Sichere Türen für Kindertagesstätten

Schließkanten an Türen können Kinder gefährden. Patentierte Küffner-Fingerschutztüren bieten dank ihrer nachgiebigen Türkanten an der Schloss- und Bandkante, in Verbindung mit hochfunktionalen Türzargen, effektiven und dauerhaften Schutz. Seit 12 Jahren bietet Küffner Fingerschutztüren an – und hat bereits über 1200 Kitas mit bewährter Sicherheit ausgestattet.

Kinder Türen
Fingerschutztüren von Küffner verringern wirksam die Scher- und Quetschgefahr von Kinderfingern – ohne aufgeschraubte Rollos oder zusätzliche Profile. Foto: Küffner

Kinder sind voller Neugierde, Überraschungen und Ideen – und oft noch ohne ein Bewusstsein für Gefahren. Sie wollen und müssen alles erkunden, befühlen und ausprobieren, um zu lernen. Das macht Türen zu einer ernstzunehmenden Gefahrenquelle für Kinderfinger. Denn dass Kinder in Türspalte greifen oder ihre Hände zwischen Türkante und Zarge einklemmen, lässt sich kaum vermeiden. Türen und ihre Schließkanten stellen daher eine erhebliche Verletzungsgefahr für Kinder dar.
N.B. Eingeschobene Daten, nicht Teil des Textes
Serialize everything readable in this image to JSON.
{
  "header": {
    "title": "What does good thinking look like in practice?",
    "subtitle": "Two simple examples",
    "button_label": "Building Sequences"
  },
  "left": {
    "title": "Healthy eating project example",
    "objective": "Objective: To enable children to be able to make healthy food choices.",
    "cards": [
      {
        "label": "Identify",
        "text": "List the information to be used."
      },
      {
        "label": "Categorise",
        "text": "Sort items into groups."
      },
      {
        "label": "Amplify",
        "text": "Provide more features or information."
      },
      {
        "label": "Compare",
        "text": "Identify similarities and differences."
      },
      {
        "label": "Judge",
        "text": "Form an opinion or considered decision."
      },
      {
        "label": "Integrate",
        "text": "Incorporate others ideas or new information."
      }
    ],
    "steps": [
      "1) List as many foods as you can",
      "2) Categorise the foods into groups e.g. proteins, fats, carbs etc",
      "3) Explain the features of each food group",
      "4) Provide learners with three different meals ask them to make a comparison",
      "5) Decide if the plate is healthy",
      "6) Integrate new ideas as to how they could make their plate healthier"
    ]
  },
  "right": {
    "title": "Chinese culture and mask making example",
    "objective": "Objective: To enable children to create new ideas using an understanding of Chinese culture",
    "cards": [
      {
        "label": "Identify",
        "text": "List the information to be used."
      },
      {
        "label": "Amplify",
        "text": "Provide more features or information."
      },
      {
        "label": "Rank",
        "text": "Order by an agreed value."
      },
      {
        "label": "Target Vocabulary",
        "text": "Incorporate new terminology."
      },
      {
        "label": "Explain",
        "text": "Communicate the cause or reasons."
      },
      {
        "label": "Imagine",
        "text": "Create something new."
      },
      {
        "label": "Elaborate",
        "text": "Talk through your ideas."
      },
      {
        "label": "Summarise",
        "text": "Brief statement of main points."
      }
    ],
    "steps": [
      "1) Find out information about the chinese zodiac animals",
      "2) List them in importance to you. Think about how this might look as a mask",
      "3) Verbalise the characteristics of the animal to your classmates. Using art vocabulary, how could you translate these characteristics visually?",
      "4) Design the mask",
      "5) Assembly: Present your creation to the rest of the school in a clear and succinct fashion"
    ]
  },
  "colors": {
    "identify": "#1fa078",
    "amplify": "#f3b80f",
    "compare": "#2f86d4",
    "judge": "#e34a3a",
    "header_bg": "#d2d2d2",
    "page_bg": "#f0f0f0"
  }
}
Gerade der Spalt an der Bandkante der Tür kann durch die Hebelwirkung des Türblattes schwere Verletzungen an Fingern, bis hin zu abgescherten Fingergliedern, verursachen. Deshalb müssen insbesondere die Nebenschließkanten von Türen in Einrichtungen, die von Kindern genutzt werden, entweder nachträglich und dauerhaft abgedeckt oder aber konstruktiv geschützt werden.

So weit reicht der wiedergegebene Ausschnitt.